Fire commanders said the fire could be fully contained by Wednesday but cautioned that the weather conditions which fueled the fire could return.
"The weather tends to be a little fickle around here, so we're keeping our guard up," Santa Barbara County Deputy Fire Chief Chris Hahn.
Later Saturday, officials said most mandatory evacuation orders -- which had forced 30,500 people to leave their homes -- had been lifted. Residents were allowed to return in phases throughout the day.
"I don't have the exact figures, but the bulk of the people that have been displaced are now going to be able to go home," Santa Barbara County Sheriff Bill Brown said at an emergency shelter to applause from evacuees.
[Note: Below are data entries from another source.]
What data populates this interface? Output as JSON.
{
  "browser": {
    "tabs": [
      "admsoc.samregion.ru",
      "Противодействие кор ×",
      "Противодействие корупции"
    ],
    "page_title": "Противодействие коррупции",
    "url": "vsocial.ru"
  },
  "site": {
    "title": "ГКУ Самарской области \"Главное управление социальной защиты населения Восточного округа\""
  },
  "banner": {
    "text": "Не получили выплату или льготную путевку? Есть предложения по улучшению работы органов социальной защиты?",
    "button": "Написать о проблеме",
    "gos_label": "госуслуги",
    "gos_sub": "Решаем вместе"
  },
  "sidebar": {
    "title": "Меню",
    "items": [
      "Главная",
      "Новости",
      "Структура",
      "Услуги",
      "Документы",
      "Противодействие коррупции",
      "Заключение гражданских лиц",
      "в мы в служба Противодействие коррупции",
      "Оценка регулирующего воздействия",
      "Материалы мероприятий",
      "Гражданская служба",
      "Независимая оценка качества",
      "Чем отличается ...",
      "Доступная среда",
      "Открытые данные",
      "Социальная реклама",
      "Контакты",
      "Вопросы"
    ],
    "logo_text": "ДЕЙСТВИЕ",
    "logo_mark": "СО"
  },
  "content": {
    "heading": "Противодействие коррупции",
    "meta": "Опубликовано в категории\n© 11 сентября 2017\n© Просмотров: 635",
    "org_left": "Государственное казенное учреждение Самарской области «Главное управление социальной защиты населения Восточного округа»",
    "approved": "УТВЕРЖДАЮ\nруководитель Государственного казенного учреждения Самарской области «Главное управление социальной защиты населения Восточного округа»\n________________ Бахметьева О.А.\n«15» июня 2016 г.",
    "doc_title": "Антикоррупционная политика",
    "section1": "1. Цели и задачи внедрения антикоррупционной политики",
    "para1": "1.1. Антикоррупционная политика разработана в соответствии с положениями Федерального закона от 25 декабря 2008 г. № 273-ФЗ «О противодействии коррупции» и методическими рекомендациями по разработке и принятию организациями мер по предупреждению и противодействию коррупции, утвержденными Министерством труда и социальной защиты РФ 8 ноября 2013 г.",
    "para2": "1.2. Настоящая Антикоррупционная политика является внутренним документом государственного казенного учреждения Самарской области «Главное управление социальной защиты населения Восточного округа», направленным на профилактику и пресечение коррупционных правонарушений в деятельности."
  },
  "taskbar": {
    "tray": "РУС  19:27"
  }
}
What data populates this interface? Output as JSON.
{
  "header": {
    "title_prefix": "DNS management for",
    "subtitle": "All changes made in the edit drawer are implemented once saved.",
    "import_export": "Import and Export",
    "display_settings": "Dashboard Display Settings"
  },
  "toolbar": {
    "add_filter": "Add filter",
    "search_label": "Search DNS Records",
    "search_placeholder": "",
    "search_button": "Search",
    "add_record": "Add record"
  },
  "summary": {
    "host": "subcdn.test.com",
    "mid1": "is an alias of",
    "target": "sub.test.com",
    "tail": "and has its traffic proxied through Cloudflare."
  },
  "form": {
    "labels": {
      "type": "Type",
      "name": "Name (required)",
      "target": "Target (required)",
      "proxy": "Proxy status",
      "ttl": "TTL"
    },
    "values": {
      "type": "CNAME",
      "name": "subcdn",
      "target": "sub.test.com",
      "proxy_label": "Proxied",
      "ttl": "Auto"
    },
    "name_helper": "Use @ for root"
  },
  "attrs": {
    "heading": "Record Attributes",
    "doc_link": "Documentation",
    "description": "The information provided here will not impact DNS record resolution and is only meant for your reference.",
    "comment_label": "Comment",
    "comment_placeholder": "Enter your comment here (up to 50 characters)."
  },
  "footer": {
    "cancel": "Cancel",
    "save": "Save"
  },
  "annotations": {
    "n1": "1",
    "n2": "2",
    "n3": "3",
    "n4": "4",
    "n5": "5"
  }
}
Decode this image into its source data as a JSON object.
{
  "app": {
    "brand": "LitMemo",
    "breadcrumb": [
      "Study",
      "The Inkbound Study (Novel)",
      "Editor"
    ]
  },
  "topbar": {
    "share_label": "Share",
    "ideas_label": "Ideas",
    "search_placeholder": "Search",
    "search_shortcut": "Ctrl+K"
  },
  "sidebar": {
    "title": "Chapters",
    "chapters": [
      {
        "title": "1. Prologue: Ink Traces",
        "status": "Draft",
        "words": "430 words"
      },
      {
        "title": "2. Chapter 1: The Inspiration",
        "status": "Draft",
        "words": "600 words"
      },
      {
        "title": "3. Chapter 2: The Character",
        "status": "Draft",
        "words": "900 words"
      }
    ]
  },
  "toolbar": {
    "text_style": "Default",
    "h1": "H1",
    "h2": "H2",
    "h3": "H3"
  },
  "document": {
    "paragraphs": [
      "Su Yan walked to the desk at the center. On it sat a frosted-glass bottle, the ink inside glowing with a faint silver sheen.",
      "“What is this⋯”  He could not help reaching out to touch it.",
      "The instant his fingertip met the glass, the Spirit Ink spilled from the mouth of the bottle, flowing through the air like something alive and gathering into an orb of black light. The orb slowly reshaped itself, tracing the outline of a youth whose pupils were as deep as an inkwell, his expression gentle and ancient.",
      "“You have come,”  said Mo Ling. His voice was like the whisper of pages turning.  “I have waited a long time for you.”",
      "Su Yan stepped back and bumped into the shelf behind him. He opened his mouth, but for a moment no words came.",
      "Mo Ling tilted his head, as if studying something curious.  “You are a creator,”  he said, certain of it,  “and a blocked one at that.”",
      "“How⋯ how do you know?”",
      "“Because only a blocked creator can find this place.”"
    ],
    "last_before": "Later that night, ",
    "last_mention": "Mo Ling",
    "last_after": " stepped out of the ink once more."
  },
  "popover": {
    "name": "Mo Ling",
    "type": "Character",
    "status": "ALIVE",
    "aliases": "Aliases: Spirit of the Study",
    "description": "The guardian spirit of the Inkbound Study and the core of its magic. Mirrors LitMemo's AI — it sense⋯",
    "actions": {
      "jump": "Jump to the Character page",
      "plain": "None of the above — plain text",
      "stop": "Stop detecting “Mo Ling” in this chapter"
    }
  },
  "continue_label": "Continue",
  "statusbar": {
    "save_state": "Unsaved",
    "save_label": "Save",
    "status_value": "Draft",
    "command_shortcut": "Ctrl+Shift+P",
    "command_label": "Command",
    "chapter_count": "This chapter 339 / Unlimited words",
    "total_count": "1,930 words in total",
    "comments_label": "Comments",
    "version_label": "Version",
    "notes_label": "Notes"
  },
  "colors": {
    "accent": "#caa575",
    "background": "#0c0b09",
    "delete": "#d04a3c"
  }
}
Around 15,000 people were given the green light to return home.
An army of around 4,300 firefighters tackled the fire Saturday. Fourteen air tankers, including a retardant-dropping DC-10 jet plane, and 15 helicopters were bombarding the fire in a sustained aerial assault.
So far, 13 mostly minor injuries have been reported in the fire, including three firefighters, who were overrun by flames on Wednesday. Two of the men are still being treated for burns while the third has been released.
California Governor Arnold Schwarzenegger, who declared a state of emergency in the region earlier this week, toured an evacuation center Saturday along with actor Rob Lowe, one of many celebrities who live in the region.
California is frequently hit by scorching wildfires due to its dry climate, winds and recent housing booms that have seen home construction spread rapidly into rural and densely forested areas.
In 2007, California suffered devastation from wildfires among the worst in its history that left eight people dead, gutted 2,000 homes, displaced 640,000 people and caused one billion dollars in damage.
Last November, at least 100 homes were destroyed by a wildfire in the celebrity enclave of Montecito near Santa Barbara.